Fig. 2: Change in Average Number of Workers (Actual Values) Per Day on Weekdays
Fig. 3: Change in No. of Cases of Non-conformance Discussed at Performance Improvement Meetings
State of Contaminated Water
Contaminated water countermeasures at FDNPS can be broadly divided into three areas: 1) Reduction of groundwater flowing into buildings, 2) Reduction of contaminated water flowing into the sea, and 3) Reduction of the toxicity of contaminated water. Regarding the reduction of water volumes flowing into buildings, the main countermeasures are, from higher elevations downward, A) Pumping up groundwater at the groundwater bypass and releasing it into the sea (571,207m3 up to July 28, 2020), B) Installation of a frozen earth barrier (on-land water barrier, total length roughly 1,500m) surrounding FDNPS Units 1-4. C) Pumping up water at the subdrains and releasing it into the sea (941,081m3 up to July 28, 2020), and D) Paving of the site with asphalt to suppress permeation of rainwater into the soil. Regarding reduction of contaminated water flowing into the sea, the countermeasures being taken include A) Groundwater leakage prevention by a steel water barrier on the sea side, B) Pumping up of groundwater dammed up behind the sea-side water barrier from the well points and groundwater drains (roughly 244,075m3 up to July 28; as this groundwater is highly contaminated, it is being transferred to the turbine building), and other measures.
Regarding the reduction of the toxicity of contaminated water, after removal of cesium and strontium and removal of impurities using reverse osmosis (RO), radionuclides other than tritium are removed by the multi-radionuclide removal equipment (ALPS – Advanced Liquid Processing System) and then stored in tanks (containing 1,191,921m3 as of July 23. However, due to past equipment malfunctions and operational policies, in many cases radionuclides other than tritium are present, resulting in only around 28% of the stored water being below the notification concentration). Besides this, water remaining in buildings is roughly 8,830m3, strontium-treated water, etc. is 28,625m3, water treated by RO is 8,096m3, concentrated brine is 500m3, concentrated wastewater is 9,379m3, etc.
Regarding water remaining in buildings related to Units 1 to 4, the floor surface of the waste treatment building (Rw/B) and turbine building (T/B) are now completely exposed, and it is thought that the exposure of the floor surface of the Unit 4 reactor building (R/B) will be achieved in September. With the exception of the reactor buildings of Units 1 to 3 and a number of other buildings, it is hoped that the remaining water will be treated by the end of 2020 (Table 2)

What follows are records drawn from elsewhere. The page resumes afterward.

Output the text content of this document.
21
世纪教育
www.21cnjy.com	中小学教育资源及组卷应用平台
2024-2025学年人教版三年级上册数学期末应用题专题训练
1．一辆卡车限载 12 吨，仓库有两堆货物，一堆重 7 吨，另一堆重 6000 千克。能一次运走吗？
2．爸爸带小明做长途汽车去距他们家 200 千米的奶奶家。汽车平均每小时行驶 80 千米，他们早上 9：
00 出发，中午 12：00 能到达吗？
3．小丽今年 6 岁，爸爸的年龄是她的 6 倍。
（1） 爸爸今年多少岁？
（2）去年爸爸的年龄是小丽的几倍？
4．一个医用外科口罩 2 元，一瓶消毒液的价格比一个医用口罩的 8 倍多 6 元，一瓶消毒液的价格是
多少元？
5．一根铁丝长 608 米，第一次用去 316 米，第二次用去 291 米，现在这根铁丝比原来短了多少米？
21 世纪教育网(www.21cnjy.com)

Table 2: State of Progress Regarding Treatment of Water Remaining in Buildings
Regarding the disposal of contaminated water after ALPS treatment, “Forums to hear the views of stakeholders related to handling of ALPS, etc., treated water” to discuss the report of the Subcommittee on the Handling of Water Processed by ALPS, etc. have been held five times and solicitation of written opinions was carried out between April 6 and July 31. The solicitation of written opinions was due to end on May 15, but the deadline was extended three times. In addition, at the “Forums to hear the views of stakeholders,” fishery operators and forestry organizations expressed their clear opposition to the release of the water into the ocean, and mayors of related municipalities stated that the government should take responsibility for considering the disposal method and take countermeasures against losses stemming from harmful rumors resulting from whatever disposal method should finally be implemented.